I feel a sense of accomplishment when my efforts lead to creation of long-term value for not only primary but secondary as well tertiary stakeholders involved.
During my extremely fulfilling career with national and international organizations, I have had unique opportunities to create such an impact for people both at the top as well as at the bottom of the pyramid. The one that is most dear to me is the strategy and execution plan I developed to resettle and provide adequate accommodation to 14k plus people who were impacted by a government initiated infrastructure project.
When I joined JICA’s study team in India in the year 2017, I was entrusted with the uphill task of creating a resettlement action plan for the villagers who would be displaced during the construction of the 508km stretch of Mumbai-Ahmedabad High Speed Rail corridor. The next release of funds for the project was contingent on the approval of the plan by the funding body from Japan. This posed challenges on multiple grounds. Firstly, to convince the villagers impacted and assure them that adequate compensation and rehabilitation would be provided. Secondly, to set compliance guidelines for the Indian contractors involved in the development, and ensure their adherence to the standards. Lastly, to get a buy-in from the funding body, which was stationed offsite, to approve the plan. During the next 22 months of the project, I co-led the team, which addressed each of the challenges head on and came up with a strategy that was mutually beneficial for all the stakeholders. We had to handhold the Indian borrower on meeting the JICA’s environment and social compliance requirements as well as explain the Japanese counterpart on local site related challenges. In the process, I undertook regular site visits to understand the ground-level perspective, identify key influencers in each village, and explain to them the measures that were being planned for their rehabilitation. I mapped the stakeholders in the project at different locations and ensured that the Indian borrower conducts a meaningful consultation with them. I highlighted the concern of economic displacement of people and urged the Indian borrower on the requirement of preparing income restoration plan for the project-displaced people. This created a dual impact – on one hand, the Indian borrower earmarked a resettlement budget of USD 2000 Mn for the project and on the other, the Japanese counterpart sanctioned release of USD 900 Mn as first tranche of the project. The plan was also transparently communicated to the villagers resulting in agitation and protest free acquisition of land.

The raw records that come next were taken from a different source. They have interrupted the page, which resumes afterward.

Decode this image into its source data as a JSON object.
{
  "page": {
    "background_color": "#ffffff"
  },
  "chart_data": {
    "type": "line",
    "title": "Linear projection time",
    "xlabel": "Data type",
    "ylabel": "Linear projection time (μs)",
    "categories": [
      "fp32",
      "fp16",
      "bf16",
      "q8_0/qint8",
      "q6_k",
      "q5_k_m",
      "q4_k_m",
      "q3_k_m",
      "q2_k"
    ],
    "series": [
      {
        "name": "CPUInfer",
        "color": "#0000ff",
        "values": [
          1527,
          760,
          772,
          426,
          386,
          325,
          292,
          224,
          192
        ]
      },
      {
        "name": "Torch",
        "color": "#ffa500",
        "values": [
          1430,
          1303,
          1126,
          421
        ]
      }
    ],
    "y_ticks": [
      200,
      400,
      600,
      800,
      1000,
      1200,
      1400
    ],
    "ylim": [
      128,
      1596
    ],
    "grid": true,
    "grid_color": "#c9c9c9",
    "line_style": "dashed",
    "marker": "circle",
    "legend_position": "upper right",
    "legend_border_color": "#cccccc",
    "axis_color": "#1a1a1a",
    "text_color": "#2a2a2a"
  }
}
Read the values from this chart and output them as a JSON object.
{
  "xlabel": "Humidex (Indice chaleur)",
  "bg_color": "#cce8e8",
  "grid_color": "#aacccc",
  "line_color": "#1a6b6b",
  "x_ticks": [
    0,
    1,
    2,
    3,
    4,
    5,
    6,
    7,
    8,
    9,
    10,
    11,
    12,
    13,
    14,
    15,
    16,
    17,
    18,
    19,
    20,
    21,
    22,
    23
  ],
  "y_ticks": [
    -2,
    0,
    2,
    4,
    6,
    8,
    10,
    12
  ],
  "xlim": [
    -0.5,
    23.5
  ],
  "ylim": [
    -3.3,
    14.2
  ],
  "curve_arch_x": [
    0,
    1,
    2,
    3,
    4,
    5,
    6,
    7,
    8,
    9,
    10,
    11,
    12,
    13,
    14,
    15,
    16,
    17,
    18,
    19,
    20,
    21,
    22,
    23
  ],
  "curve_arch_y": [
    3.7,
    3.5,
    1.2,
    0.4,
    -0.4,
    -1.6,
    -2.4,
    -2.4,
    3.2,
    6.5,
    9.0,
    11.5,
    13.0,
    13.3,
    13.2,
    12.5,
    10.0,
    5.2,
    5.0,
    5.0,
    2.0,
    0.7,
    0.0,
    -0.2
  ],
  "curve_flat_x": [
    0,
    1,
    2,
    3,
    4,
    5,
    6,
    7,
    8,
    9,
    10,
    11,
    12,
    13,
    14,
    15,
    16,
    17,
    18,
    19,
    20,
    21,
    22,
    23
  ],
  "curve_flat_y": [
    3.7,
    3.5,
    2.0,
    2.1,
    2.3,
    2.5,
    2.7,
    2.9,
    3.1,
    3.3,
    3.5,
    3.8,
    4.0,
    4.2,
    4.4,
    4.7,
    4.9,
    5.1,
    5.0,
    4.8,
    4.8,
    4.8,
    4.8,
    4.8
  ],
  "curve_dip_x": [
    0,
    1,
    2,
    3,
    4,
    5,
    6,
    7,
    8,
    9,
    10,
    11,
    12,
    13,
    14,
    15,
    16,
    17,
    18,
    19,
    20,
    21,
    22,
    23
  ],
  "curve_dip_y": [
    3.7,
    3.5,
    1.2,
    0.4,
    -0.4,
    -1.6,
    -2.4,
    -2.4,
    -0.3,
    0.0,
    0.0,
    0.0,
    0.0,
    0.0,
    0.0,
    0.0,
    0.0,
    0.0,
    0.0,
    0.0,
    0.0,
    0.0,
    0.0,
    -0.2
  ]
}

This project has not only helped me in developing thought leadership, but has also helped me push my boundaries and overcome my limitations. I have realized that as a problem solver, it is critical to understand perspective and interests of every stakeholder and put yourself in their shoes to create a holistic strategy. The project also made me understand the power of consistent persistence and assertiveness in raising the ground level situations to the higher officials. It takes time for business stakeholders to appreciate environment & social concerns; however, a solution centric approach benefits everyone in the long run.
Today, I appreciate the fact that there are no perfect solution but only better solutions. I am confident that this realization will help me in designing sustainable strategies across various industries during the course of my career.